L’afta epizootica è una malattia acuta, caratterizzata da uno stato febbrile e dalla comparsa di afte, lesioni vescicolari a carico delle mucose e della cute di animali ungulati artiodattili domestici (suini, bovini, bufalini, ovini, caprini) e selvatici (cinghiali, ruminanti selvatici, cervi, ecc). La morbilità può facilmente raggiungere il 100%, mentre la mortalità è normalmente inferiore al 5% Il virus, diffuso con il materiale proveniente da vescicole, secrezioni ed escrezioni (spruzzi di latte, saliva, scolo nasale), è in grado di persistere a lungo nell’ambiente, creando condizioni favorevoli alla trasmissione diretta per via aerogena e indiretta. Il contagio indiretto può avvenire in seguito a contatto con carcasse, organi, escrezioni di animali infetti, oggetti, animali contaminati, prodotti di origine animale, per inalazione di virus trasportato dal vento, attraverso interventi zooiatrici o per mezzo di animali portatori. A ciò vanno aggiunti i pascoli, le stalle, i recinti degli animali, i residui di alimenti, i carri ferroviari, le automobili, gli autocarri, ecc. Anche l’uomo può essere veicolo di contagio accudendo gli animali o manipolando materiale infetto. Dalla fine degli anni ’60, dopo l’avvio della vaccinazione obbligatoria antiaftosa, i casi di afta negli allevamenti italiani sono stati sempre più rari. in Italia l’ultima epizoozia da virus, introdotta probabilmente con bovini provenienti dalla Croazia si è verificata nel 1993. Va detto che in base all’esperienza accumulata, è possibile affermare che il rischio per la salute umana, come conseguenza del contatto diretto con animali infetti e dell’assunzione di alimenti contaminati, è praticamente nullo.

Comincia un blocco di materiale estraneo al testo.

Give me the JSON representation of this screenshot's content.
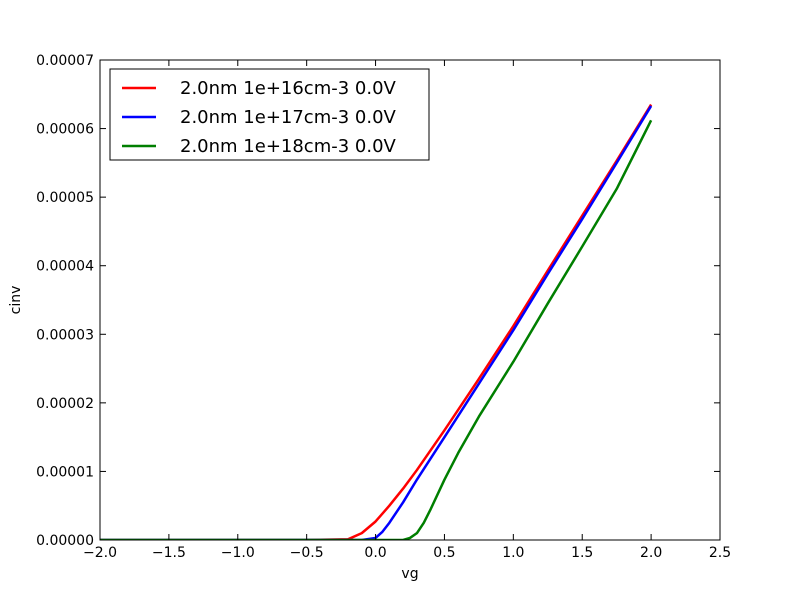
{
  "chart_data": {
    "type": "line",
    "title": "",
    "xlabel": "vg",
    "ylabel": "cinv",
    "xlim": [
      -2.0,
      2.5
    ],
    "ylim": [
      0.0,
      7e-05
    ],
    "x_ticks": [
      "−2.0",
      "−1.5",
      "−1.0",
      "−0.5",
      "0.0",
      "0.5",
      "1.0",
      "1.5",
      "2.0",
      "2.5"
    ],
    "x_tick_values": [
      -2.0,
      -1.5,
      -1.0,
      -0.5,
      0.0,
      0.5,
      1.0,
      1.5,
      2.0,
      2.5
    ],
    "y_ticks": [
      "0.00000",
      "0.00001",
      "0.00002",
      "0.00003",
      "0.00004",
      "0.00005",
      "0.00006",
      "0.00007"
    ],
    "y_tick_values": [
      0.0,
      1e-05,
      2e-05,
      3e-05,
      4e-05,
      5e-05,
      6e-05,
      7e-05
    ],
    "grid": false,
    "legend_position": "top-left",
    "series": [
      {
        "name": "2.0nm 1e+16cm-3 0.0V",
        "color": "#ff0000",
        "x": [
          -2.0,
          -0.5,
          -0.2,
          -0.1,
          0.0,
          0.1,
          0.2,
          0.3,
          0.5,
          0.75,
          1.0,
          1.25,
          1.5,
          1.75,
          2.0
        ],
        "y": [
          0.0,
          0.0,
          1e-07,
          1e-06,
          2.7e-06,
          5e-06,
          7.5e-06,
          1.02e-05,
          1.6e-05,
          2.35e-05,
          3.12e-05,
          3.93e-05,
          4.73e-05,
          5.53e-05,
          6.35e-05
        ]
      },
      {
        "name": "2.0nm 1e+17cm-3 0.0V",
        "color": "#0000ff",
        "x": [
          -2.0,
          -0.1,
          0.0,
          0.05,
          0.1,
          0.2,
          0.3,
          0.5,
          0.75,
          1.0,
          1.25,
          1.5,
          1.75,
          2.0
        ],
        "y": [
          0.0,
          0.0,
          3e-07,
          1.2e-06,
          2.5e-06,
          5.5e-06,
          8.8e-06,
          1.5e-05,
          2.28e-05,
          3.06e-05,
          3.88e-05,
          4.68e-05,
          5.5e-05,
          6.33e-05
        ]
      },
      {
        "name": "2.0nm 1e+18cm-3 0.0V",
        "color": "#007f00",
        "x": [
          -2.0,
          0.2,
          0.25,
          0.3,
          0.35,
          0.4,
          0.5,
          0.6,
          0.75,
          1.0,
          1.25,
          1.5,
          1.75,
          2.0
        ],
        "y": [
          0.0,
          0.0,
          3e-07,
          1e-06,
          2.5e-06,
          4.5e-06,
          8.8e-06,
          1.27e-05,
          1.8e-05,
          2.6e-05,
          3.45e-05,
          4.28e-05,
          5.12e-05,
          6.12e-05
        ]
      }
    ]
  }
}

“La malattia è molto pericolosa per gli allevamenti – sottolinea Lucchini – che in caso di positività vengono svuotati con l’abbattimento massivo. Dobbiamo essere pronti, anche a distanza di anni in cui non c’è stato il bisogno, a mettere in campo da subito le procedure e i protocolli per schermare e proteggere il più possibile i nostri capi.  Chiediamo il massimo supporto delle autorità competenti, sia per la prevenzione e i controlli, sia nella gestione del rischio, con l’attivazione di eventuali fondi assicurativi, nella malaugurata ipotesi che sia necessario attivare misure di sostegno per gli allevamenti colpiti da danni diretti o indiretti”.   “Gli allevatori non possono affrontare l’emergenza da soli – evidenzia Lucchini – dobbiamo tutelare gli allevamenti per proteggere le filiere zootecniche e dei prodotti agroalimentari che da esse dipendono”. All’inizio degli anni ’90, fu sospesa la vaccinazione antiaftosa nell’Unione Europea, in quanto la manipolazione di virus in laboratorio e l’impiego dei vaccini non ben inattivati contribuivano al mantenimento del rischio di diffusione del virus aftoso. La strategia vaccinale fu sostituita dal tempestivo controllo dell’insorgenza dei focolai, con conseguente abbattimento e distruzione degli animali.  “Chiediamo che venga ripresa l’attività di ricerca vaccinale e più in generale un riorientamento delle attività di ricerca al fine di considerare queste priorità. Nella protezione degli animali si realizza il primo assunto del loro benessere, ancor prima che nel rispetto di norme legate al grado di comfort o di agio. La salubrità del patrimonio zootecnico protegge anche l’economia e la produttività dell’allevamento, oltre ad esercitare la tutela dell’ambiente. Si immagini l’impatto ambientale che può avere lo svuotamento di un allevamento con la distruzione dei capi. Nell’immediato, non vogliamo rivivere l’attendismo verificatosi con la Psa per i suini. Dobbiamo essere tutti pronti – conclude – a gestire il mutato contesto di diffusione virale mettendo in atto da subito tutte le misure di tutela per avere il massimo grado di protezione sistemica”.